I don’t think it’s that easy… do you have brain activity/image pairs for training? If so, do you have a lot of them?

To train the conditional models, and you need pairs of targets and conditioning info. Also, the code is a lot to digest. I would suggest looking in ldm/models/diffusion/ddpm.py to see how things work. You can clearly see all diffusion related code and the training logic. It may help your understanding.

bloc97 t1_ivbmwbb wrote on November 6, 2022 at 7:50 PM

#458,605

Replying to king_of_walrus (#458,234)

I'm just guessing, but it's probably pairs of visual cortex activations with images seen by an animal (maybe mice)...

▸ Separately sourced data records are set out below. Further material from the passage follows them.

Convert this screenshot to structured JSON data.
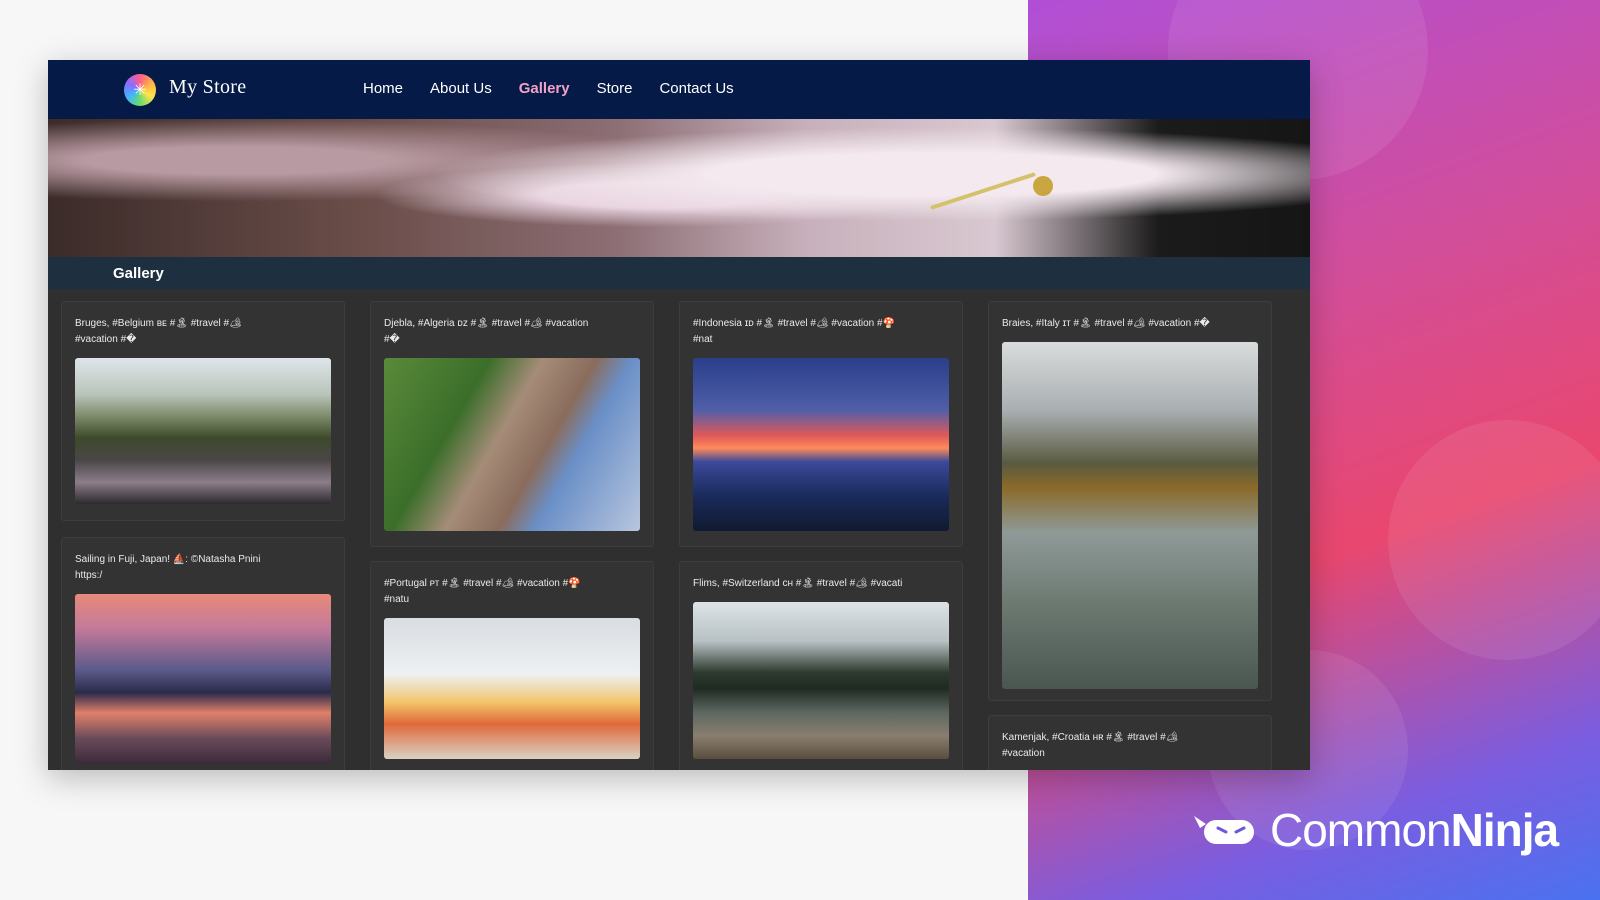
{
  "nav": {
    "logo_glyph": "✳",
    "store_name": "My Store",
    "links": [
      "Home",
      "About Us",
      "Gallery",
      "Store",
      "Contact Us"
    ],
    "active": "Gallery"
  },
  "section_title": "Gallery",
  "cards": [
    {
      "caption_line1": "Bruges, #Belgium ʙᴇ #🏝 #travel #🏕",
      "caption_line2": "#vacation #�"
    },
    {
      "caption_line1": "Djebla, #Algeria ᴅᴢ #🏝 #travel #🏕 #vacation",
      "caption_line2": "#�"
    },
    {
      "caption_line1": "#Indonesia ɪᴅ #🏝 #travel #🏕 #vacation #🍄",
      "caption_line2": "#nat"
    },
    {
      "caption_line1": "Braies, #Italy ɪᴛ #🏝 #travel #🏕 #vacation #�",
      "caption_line2": ""
    },
    {
      "caption_line1": "Sailing in Fuji, Japan! ⛵: ©Natasha Pnini",
      "caption_line2": "https:/"
    },
    {
      "caption_line1": "#Portugal ᴘᴛ #🏝 #travel #🏕 #vacation #🍄",
      "caption_line2": "#natu"
    },
    {
      "caption_line1": "Flims, #Switzerland ᴄʜ #🏝 #travel #🏕 #vacati",
      "caption_line2": ""
    },
    {
      "caption_line1": "Kamenjak, #Croatia ʜʀ #🏝 #travel #🏕",
      "caption_line2": "#vacation"
    }
  ],
  "brand": {
    "light": "Common",
    "bold": "Ninja"
  },
  "colors": {
    "nav_bg": "#061a47",
    "active_link": "#f2a2c6",
    "title_bar": "#1e3040",
    "card_bg": "#333333"
  }
}
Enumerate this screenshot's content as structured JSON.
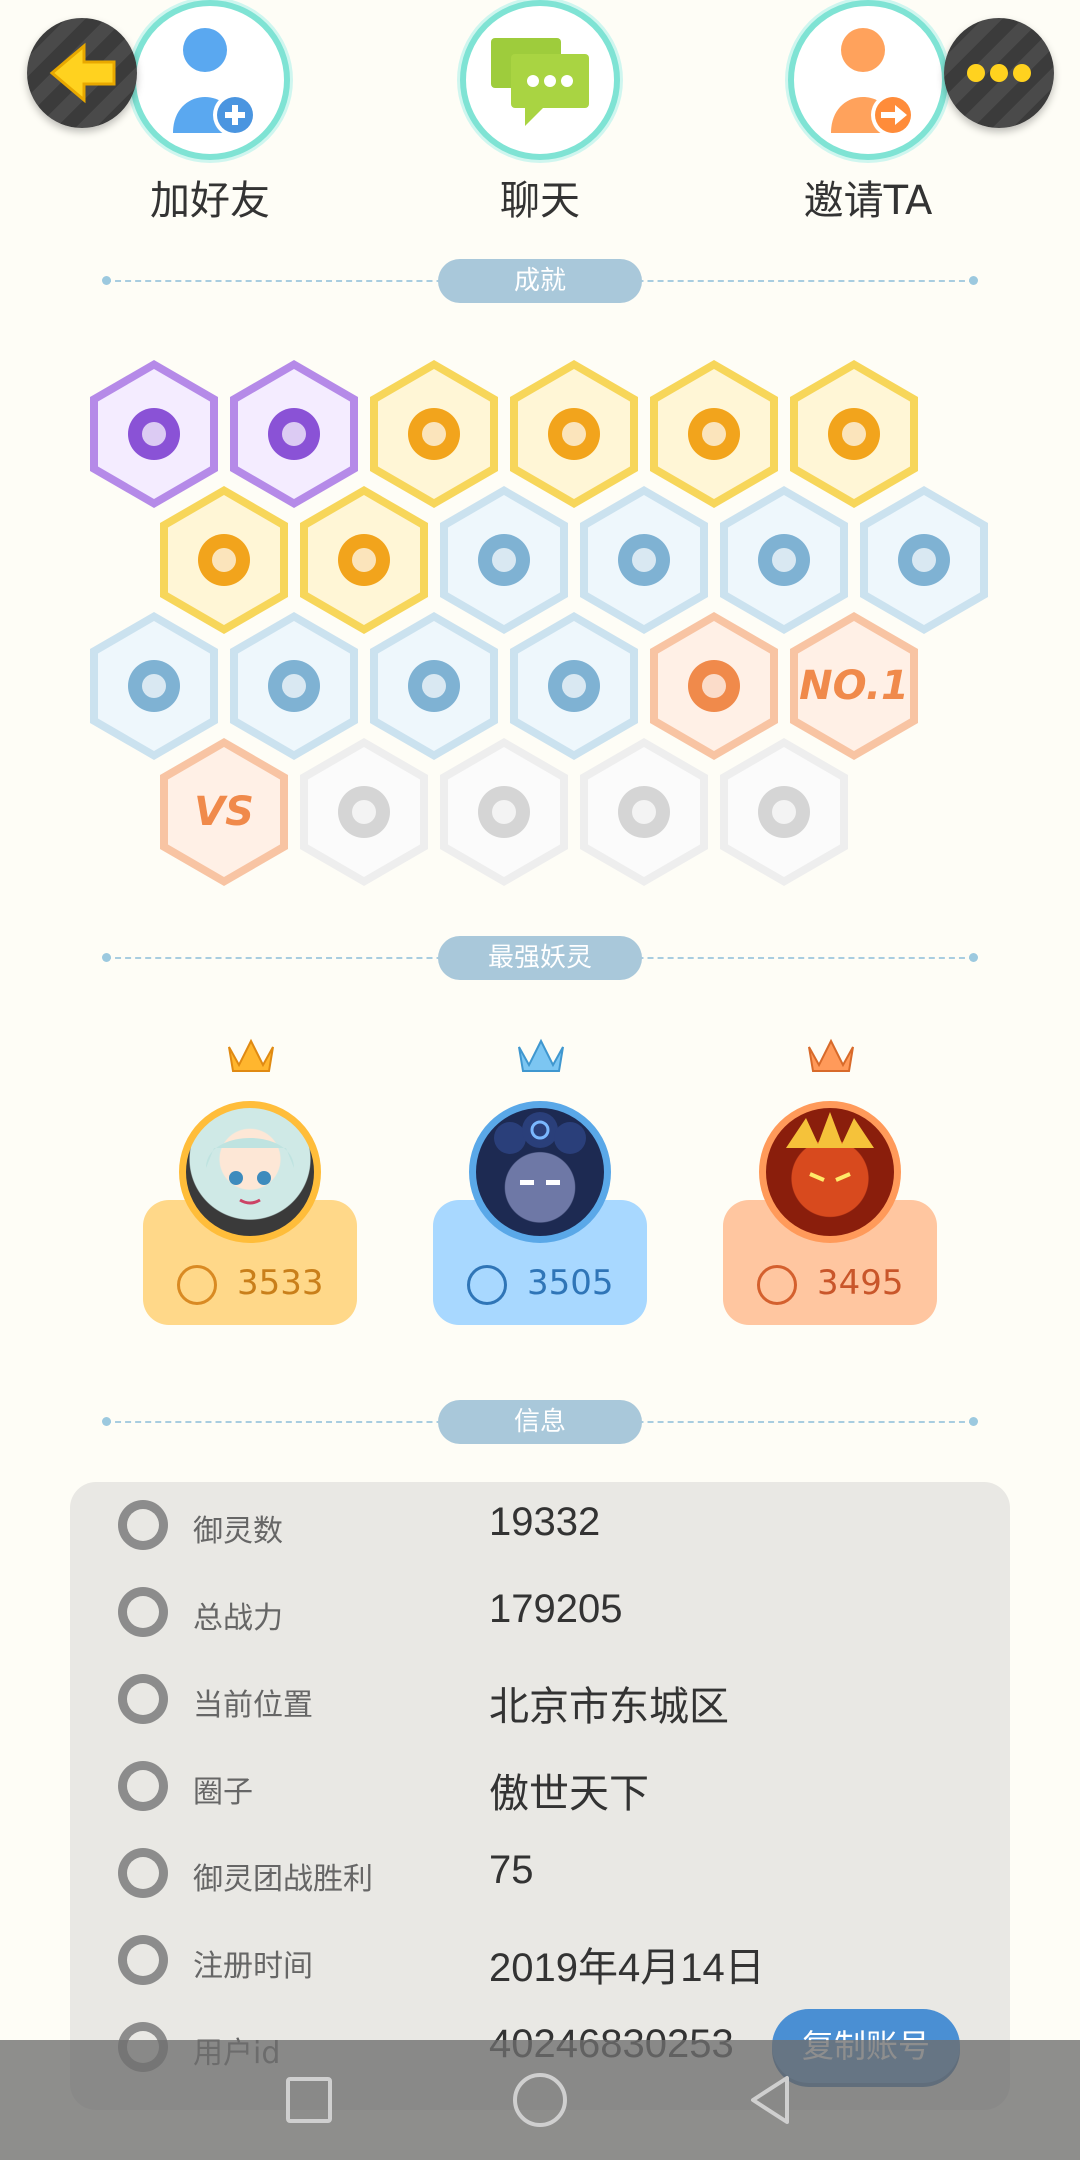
{
  "top_buttons": {
    "back_icon": "arrow-left-icon",
    "more_icon": "ellipsis-icon"
  },
  "actions": [
    {
      "label": "加好友",
      "icon": "add-friend-icon"
    },
    {
      "label": "聊天",
      "icon": "chat-icon"
    },
    {
      "label": "邀请TA",
      "icon": "invite-icon"
    }
  ],
  "sections": {
    "achievements": "成就",
    "top_spirits": "最强妖灵",
    "info": "信息"
  },
  "badges": [
    {
      "row": 0,
      "color": "purple",
      "icon": "devil-face-icon"
    },
    {
      "row": 0,
      "color": "purple",
      "icon": "yin-yang-swirl-icon"
    },
    {
      "row": 0,
      "color": "gold",
      "icon": "sun-pin-icon"
    },
    {
      "row": 0,
      "color": "gold",
      "icon": "golden-dome-icon"
    },
    {
      "row": 0,
      "color": "gold",
      "icon": "dancing-fox-icon"
    },
    {
      "row": 0,
      "color": "gold",
      "icon": "taiji-book-icon"
    },
    {
      "row": 1,
      "color": "gold",
      "icon": "golden-dragon-icon"
    },
    {
      "row": 1,
      "color": "gold",
      "icon": "golden-blob-icon"
    },
    {
      "row": 1,
      "color": "blue",
      "icon": "sneaker-icon"
    },
    {
      "row": 1,
      "color": "blue",
      "icon": "moon-planet-icon"
    },
    {
      "row": 1,
      "color": "blue",
      "icon": "crystal-shield-icon"
    },
    {
      "row": 1,
      "color": "blue",
      "icon": "spirit-figure-icon"
    },
    {
      "row": 2,
      "color": "blue",
      "icon": "cat-stroller-icon"
    },
    {
      "row": 2,
      "color": "blue",
      "icon": "target-shield-icon"
    },
    {
      "row": 2,
      "color": "blue",
      "icon": "cat-silhouettes-icon"
    },
    {
      "row": 2,
      "color": "blue",
      "icon": "fox-book-icon"
    },
    {
      "row": 2,
      "color": "orange",
      "icon": "demon-pedestal-icon"
    },
    {
      "row": 2,
      "color": "orange",
      "icon": "no1-icon",
      "text": "NO.1"
    },
    {
      "row": 3,
      "color": "orange",
      "icon": "vs-icon",
      "text": "VS"
    },
    {
      "row": 3,
      "color": "grey",
      "icon": "lion-emblem-icon"
    },
    {
      "row": 3,
      "color": "grey",
      "icon": "crossed-swords-icon"
    },
    {
      "row": 3,
      "color": "grey",
      "icon": "hearts-couple-icon"
    },
    {
      "row": 3,
      "color": "grey",
      "icon": "cat-list-icon"
    }
  ],
  "top_spirits": [
    {
      "power": "3533",
      "crown": "gold",
      "avatar": "silver-hair-girl"
    },
    {
      "power": "3505",
      "crown": "blue",
      "avatar": "blue-curly-boy"
    },
    {
      "power": "3495",
      "crown": "orange",
      "avatar": "fire-demon"
    }
  ],
  "info": [
    {
      "key": "御灵数",
      "value": "19332",
      "icon": "spirit-count-icon"
    },
    {
      "key": "总战力",
      "value": "179205",
      "icon": "sword-power-icon"
    },
    {
      "key": "当前位置",
      "value": "北京市东城区",
      "icon": "location-pin-icon"
    },
    {
      "key": "圈子",
      "value": "傲世天下",
      "icon": "circle-target-icon"
    },
    {
      "key": "御灵团战胜利",
      "value": "75",
      "icon": "team-victory-icon"
    },
    {
      "key": "注册时间",
      "value": "2019年4月14日",
      "icon": "clock-icon"
    },
    {
      "key": "用户id",
      "value": "40246830253",
      "icon": "user-id-icon"
    }
  ],
  "copy_button": "复制账号",
  "navbar": {
    "recent": "recent-apps-icon",
    "home": "home-icon",
    "back": "back-triangle-icon"
  }
}
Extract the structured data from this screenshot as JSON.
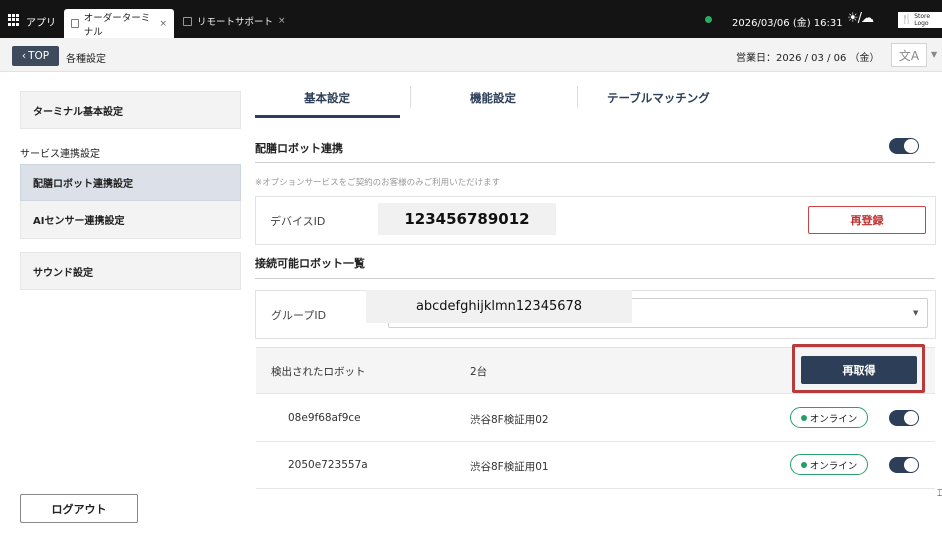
{
  "system_bar": {
    "apps_label": "アプリ",
    "tabs": [
      {
        "label": "オーダーターミナル",
        "close": "×"
      },
      {
        "label": "リモートサポート",
        "close": "×"
      }
    ],
    "datetime": "2026/03/06 (金) 16:31",
    "weather_icon": "sun-cloud-icon",
    "store_logo": "Store Logo",
    "status_color": "#25b060"
  },
  "header": {
    "back_label": "TOP",
    "title": "各種設定",
    "business_date": "営業日：2026 / 03 / 06 （金）",
    "lang_icon": "translate-icon"
  },
  "sidebar": {
    "terminal_basic": "ターミナル基本設定",
    "service_section": "サービス連携設定",
    "items": [
      {
        "label": "配膳ロボット連携設定",
        "selected": true
      },
      {
        "label": "AIセンサー連携設定",
        "selected": false
      }
    ],
    "sound": "サウンド設定",
    "logout": "ログアウト"
  },
  "main": {
    "tabs": [
      {
        "label": "基本設定",
        "active": true
      },
      {
        "label": "機能設定",
        "active": false
      },
      {
        "label": "テーブルマッチング",
        "active": false
      }
    ],
    "robot_section_title": "配膳ロボット連携",
    "robot_enabled": true,
    "option_note": "※オプションサービスをご契約のお客様のみご利用いただけます",
    "device_id_label": "デバイスID",
    "device_id_value": "123456789012",
    "reregister_label": "再登録",
    "robot_list_title": "接続可能ロボット一覧",
    "group_id_label": "グループID",
    "group_id_value": "abcdefghijklmn12345678",
    "detected_label": "検出されたロボット",
    "detected_count": "2台",
    "refetch_label": "再取得",
    "robots": [
      {
        "id": "08e9f68af9ce",
        "name": "渋谷8F検証用02",
        "status": "オンライン",
        "enabled": true
      },
      {
        "id": "2050e723557a",
        "name": "渋谷8F検証用01",
        "status": "オンライン",
        "enabled": true
      }
    ]
  },
  "colors": {
    "accent": "#2c3e58",
    "danger": "#c03030",
    "online": "#22a062",
    "highlight": "#b83a3a"
  }
}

le_theudas t1_ivbztjx wrote on November 6, 2022 at 9:10 PM

#459,155

Doing Something similar, use k-diffusion. You can either use the Cross Attention Inputs or add a Network component where you need it

ajin-wolf t1_ivc2wxf wrote on November 6, 2022 at 9:30 PM

#459,275

Someone did this with UK Biobank data (very large sample) although I think it would be more interesting to use the Child Mind Institute HBN dataset https://arxiv.org/abs/2209.07162

elbiot t1_ivdnwpb wrote on November 7, 2022 at 4:51 AM

#461,713

Latent diffusion works with text because Clip was trained on millions of pairs of text and image already. You've got a huge project of training millions of brain activity/text pairs ahead of you

Traditional_Tale_748 t1_ive0vsq wrote on November 7, 2022 at 7:26 AM

#462,161

If I were you I would a convert brain activity into a graph then into an image. Then you can use that as a condition input for standard diffusion model.